Plt Kepala Bidang Pembinaan Ketenagaan Dinas Pendidikan dan Kebudayaan Kabupaten Jombang, Heri Mujiono, menyampaikan bahwa ada 29 kepsek yang dijabat pelaksana tugas (Plt).
“Dari jumlah tersebut, dua di antaranya SMPN,” ujarnya, Senin (1/12/2025).
Heri menambahkan, hingga kemarin pihaknya belum menunjuk Plt Kepala SMPN 1 Diwek yang baru.
“Belum (ada yang ditunjuk), masih koordinasi,” jelasnya.
Menurutnya, Plt kepala sekolah untuk jenjang SMP biasanya berasal dari wakil kepala sekolah di sekolah yang sama, bukan dari sekolah lain.
Total Kekosongan Jabatan Mencapai 30 Kursi
Dengan penambahan terbaru, total kursi kepsek kosong di Jombang mencapai 30 jabatan. Rincian kekosongan tersebut yakni delapan TK negeri, 19 SDN, dan tiga SMPN. Seluruhnya belum memiliki kepsek definitif.
Ke depan, angka kekosongan jabatan ini diprediksi akan semakin meningkat.
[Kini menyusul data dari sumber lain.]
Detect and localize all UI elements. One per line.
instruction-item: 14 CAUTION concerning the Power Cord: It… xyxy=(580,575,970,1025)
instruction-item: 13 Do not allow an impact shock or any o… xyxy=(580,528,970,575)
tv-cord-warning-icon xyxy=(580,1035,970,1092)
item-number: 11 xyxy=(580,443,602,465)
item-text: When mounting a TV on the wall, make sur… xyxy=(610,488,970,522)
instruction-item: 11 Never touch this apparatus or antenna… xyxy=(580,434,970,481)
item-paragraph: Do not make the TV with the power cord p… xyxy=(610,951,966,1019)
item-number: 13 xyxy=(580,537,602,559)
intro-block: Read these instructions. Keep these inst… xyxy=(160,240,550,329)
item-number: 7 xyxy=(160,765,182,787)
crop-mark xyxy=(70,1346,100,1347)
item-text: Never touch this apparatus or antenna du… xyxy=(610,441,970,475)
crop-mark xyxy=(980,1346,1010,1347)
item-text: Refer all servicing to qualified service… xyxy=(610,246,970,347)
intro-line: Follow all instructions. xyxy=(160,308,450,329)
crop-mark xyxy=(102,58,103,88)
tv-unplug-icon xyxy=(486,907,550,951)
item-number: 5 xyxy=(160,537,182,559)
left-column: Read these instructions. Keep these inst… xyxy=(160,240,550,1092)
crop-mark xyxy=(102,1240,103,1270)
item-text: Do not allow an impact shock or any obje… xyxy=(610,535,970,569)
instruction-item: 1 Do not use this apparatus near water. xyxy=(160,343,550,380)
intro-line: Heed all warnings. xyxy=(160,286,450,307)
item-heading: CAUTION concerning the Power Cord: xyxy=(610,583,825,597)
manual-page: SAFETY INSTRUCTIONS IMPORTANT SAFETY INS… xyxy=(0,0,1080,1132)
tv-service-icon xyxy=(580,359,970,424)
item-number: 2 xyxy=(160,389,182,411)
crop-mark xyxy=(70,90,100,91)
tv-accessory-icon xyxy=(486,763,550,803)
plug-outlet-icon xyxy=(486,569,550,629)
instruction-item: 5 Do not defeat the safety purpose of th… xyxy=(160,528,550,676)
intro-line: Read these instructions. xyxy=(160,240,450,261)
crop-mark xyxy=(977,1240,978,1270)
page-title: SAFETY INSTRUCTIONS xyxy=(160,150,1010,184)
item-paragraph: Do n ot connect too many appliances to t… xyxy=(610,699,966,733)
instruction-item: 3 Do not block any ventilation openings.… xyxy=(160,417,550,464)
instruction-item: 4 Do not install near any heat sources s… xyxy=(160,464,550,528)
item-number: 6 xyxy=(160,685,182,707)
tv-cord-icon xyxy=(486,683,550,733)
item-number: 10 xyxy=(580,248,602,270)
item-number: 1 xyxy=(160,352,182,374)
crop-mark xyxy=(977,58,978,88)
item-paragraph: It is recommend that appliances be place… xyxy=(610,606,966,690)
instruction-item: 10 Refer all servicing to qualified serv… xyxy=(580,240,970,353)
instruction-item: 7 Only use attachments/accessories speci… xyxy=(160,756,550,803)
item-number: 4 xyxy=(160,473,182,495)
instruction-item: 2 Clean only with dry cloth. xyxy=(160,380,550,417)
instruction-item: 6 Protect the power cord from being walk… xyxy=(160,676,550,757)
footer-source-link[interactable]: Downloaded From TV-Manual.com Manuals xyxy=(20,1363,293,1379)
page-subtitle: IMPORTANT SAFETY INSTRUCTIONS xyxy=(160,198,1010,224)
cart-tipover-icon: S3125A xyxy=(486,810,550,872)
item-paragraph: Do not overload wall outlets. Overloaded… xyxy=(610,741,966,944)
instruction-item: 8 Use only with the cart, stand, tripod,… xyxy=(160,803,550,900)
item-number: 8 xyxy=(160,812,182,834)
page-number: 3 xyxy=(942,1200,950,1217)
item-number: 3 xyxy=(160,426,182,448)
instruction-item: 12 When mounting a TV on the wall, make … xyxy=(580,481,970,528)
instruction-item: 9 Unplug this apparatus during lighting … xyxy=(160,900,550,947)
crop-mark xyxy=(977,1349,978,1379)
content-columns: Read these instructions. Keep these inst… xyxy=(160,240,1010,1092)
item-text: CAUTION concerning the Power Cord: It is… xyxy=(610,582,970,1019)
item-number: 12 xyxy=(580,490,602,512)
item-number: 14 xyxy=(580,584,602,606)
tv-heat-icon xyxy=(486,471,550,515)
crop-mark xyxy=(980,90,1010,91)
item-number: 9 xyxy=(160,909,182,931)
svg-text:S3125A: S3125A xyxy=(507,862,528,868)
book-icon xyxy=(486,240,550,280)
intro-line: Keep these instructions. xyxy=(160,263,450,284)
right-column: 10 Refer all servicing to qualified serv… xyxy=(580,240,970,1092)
Gelombang pensiun massal pada 2028 hingga 2030 diperkirakan menjadi periode dengan jumlah guru purna tugas terbanyak, sehingga potensi bertambahnya kursi kepsek yang kosong kembali terbuka.
Di sisi lain, pemerintah daerah juga terikat Surat Edaran Dirjen GTK yang mewajibkan seluruh pemda menuntaskan penempatan kepala sekolah definitif dan mengakhiri masa Plt paling lambat 31 Desember 2025. Namun hingga kini, Jombang belum dapat memastikan kapan 29 kursi kepsek tersebut akan diisi.
“Untuk pengisian di Jombang kami serahkan kepada pimpinan,” kata Heri.
50 Guru Ikuti Pelatihan Calon Kepala Sekolah
Diketahui, sebanyak 50 guru tengah menjalani pelatihan dan pembekalan calon kepala sekolah selama 10 hari, mulai 21–30 November di SMPN 1 Jombang.
Peserta terdiri dari 29 guru SMP, satu guru TK, dan 20 guru SD. Mereka merupakan peserta yang lolos seleksi administrasi dan substansi dari total 72 pendaftar.
Seleksi substansi dilakukan oleh Direktorat Jenderal Guru dan Tenaga Kependidikan (GTK) menggunakan sistem Computer Based Test (CBT).